The new party will cooperate with anyone willing to return to peaceful borders, to help end the occupation and all the injustices that spring from it. This party will always be at the forefront of the struggle against hatred and incitement; it will be for everyone who has given up on the current Israeli political scene. It will offer the possibility of good tidings for everyone who is fed up with everything that is impossible in the current situation.
Follow Avraham Burg on Twitter: www.twitter.com/avrum1
Te solutin is two countries for two peoples: one is a developed and democratic Israel. The other a muslim palestine which will join its muslim brethren in poverty, dictatorship, corruption and human rights abuses.
The intafadah made that out come easy.
Nationalism at the expense of denial of rights is the basic problem.
Nationalism based on religion is another.
Nationalism that grants rights to foreigners while dening them to the indigenous populations is yet another.
A Law of Return but no Right of Return is but a stark inhumane example of injustice.
Does France meet any of those tests ?
Why does the US have to support this "nationalism" when every US president since 1967, without exception, has rightly opposed the settlement building in occupied territores.

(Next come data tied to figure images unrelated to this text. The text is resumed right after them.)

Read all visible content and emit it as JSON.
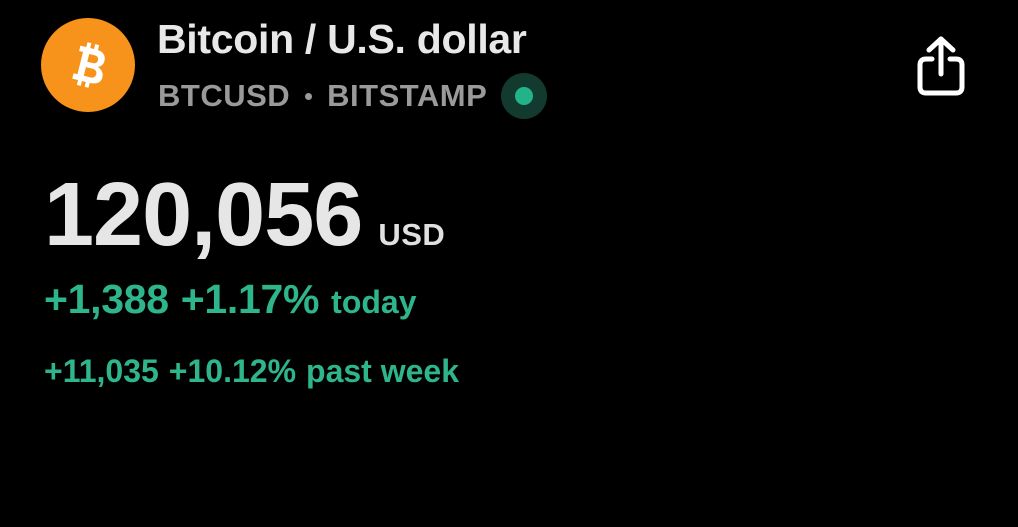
{
  "header": {
    "logo_icon": "bitcoin-icon",
    "title": "Bitcoin / U.S. dollar",
    "symbol": "BTCUSD",
    "exchange": "BITSTAMP",
    "market_status_color": "#22b38a",
    "share_icon": "share-icon"
  },
  "quote": {
    "price": "120,056",
    "currency": "USD"
  },
  "change_today": {
    "absolute": "+1,388",
    "percent": "+1.17%",
    "period": "today"
  },
  "change_week": {
    "absolute": "+11,035",
    "percent": "+10.12%",
    "period": "past week"
  },
  "colors": {
    "background": "#000000",
    "bitcoin_orange": "#f7931a",
    "positive_green": "#2fb58c",
    "muted_text": "#9a9a9a"
  }
}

How long do we have to support this nationalism ?
Avraham Burg,
While it doesn't go as far as the one state with equal rights for everybody in the region, this is a beginning with a focus on ending the occupation of Palestine. I particularly like your comment about it being for "everyone who has given up . . . " I would add only that the Israelis are not alone in their need for something better that focuses on what will improve life for everyone, not just the plutocrats & warmongering politicians.
In the USA we also need to support better political concepts without the old straight-jacket of two political parties, seemingly both full of corrupt pols who give little weight or consideration to what is really best for the American people.

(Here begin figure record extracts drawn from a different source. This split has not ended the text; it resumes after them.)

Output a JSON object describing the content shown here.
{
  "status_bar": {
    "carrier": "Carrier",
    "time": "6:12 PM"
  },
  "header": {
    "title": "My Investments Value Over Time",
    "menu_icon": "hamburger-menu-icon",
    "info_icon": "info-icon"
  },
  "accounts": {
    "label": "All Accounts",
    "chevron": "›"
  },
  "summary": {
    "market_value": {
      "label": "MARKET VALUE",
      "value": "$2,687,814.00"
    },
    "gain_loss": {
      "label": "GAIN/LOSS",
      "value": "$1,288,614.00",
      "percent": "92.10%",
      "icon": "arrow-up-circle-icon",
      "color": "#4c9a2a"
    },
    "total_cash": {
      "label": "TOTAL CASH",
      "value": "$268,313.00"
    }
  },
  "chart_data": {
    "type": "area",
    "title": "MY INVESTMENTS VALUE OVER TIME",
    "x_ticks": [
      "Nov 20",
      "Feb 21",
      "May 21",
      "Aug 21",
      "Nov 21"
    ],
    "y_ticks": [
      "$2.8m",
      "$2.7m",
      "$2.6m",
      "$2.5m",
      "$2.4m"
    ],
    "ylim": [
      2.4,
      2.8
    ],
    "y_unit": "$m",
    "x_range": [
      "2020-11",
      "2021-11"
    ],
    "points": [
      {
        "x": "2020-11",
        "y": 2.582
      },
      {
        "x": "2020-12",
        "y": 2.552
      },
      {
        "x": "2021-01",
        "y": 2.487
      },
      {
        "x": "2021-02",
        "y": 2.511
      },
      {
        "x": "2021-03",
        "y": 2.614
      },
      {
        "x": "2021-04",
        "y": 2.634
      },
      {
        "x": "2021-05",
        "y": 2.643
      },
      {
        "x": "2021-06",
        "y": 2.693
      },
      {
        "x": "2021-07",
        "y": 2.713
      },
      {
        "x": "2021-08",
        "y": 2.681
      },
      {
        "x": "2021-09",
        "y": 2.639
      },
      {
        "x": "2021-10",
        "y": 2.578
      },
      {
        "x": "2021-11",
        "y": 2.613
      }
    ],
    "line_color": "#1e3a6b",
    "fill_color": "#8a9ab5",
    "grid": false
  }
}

Who knew that so peoples of the world would have the same thing in common, leaders that don't work for the improvement & betterment of their societies at large, but focus on hatred, bigotry, incitement, war-mongering that justifies killing civilians for extortion of minerals & other resources? I wish you the best with your project.
Even Afrikaners in apartheid South Africa came to a realization that it is in the interests of the minority to cede power to the majority. Were the terms fair ? - they cetainly were not fair to the majority but they took a meal with a few lumps in it - they deal with the lumps later, should they chose to do so.
Peace without a Right Of Return is not possible.
Peace without Justice is not possible.
Peace without equal rights is not possible.
Peace under subjugation is not possible.
No other refugee group in the world has the right of return as the Palestinians define it. The Palestinians are not special, they don't get to make up a right for themselves and expect Israel to hop it to.
Is this a textbook case of a child abu sed becoming a child ab user ?
So, I guess it's a one-state philosophy of total equality, no theocratic Israel, with a separate creation of Palestine? The only reason they advocate two-states at all is so they can continue the theocracy and special privilege in one of those two states!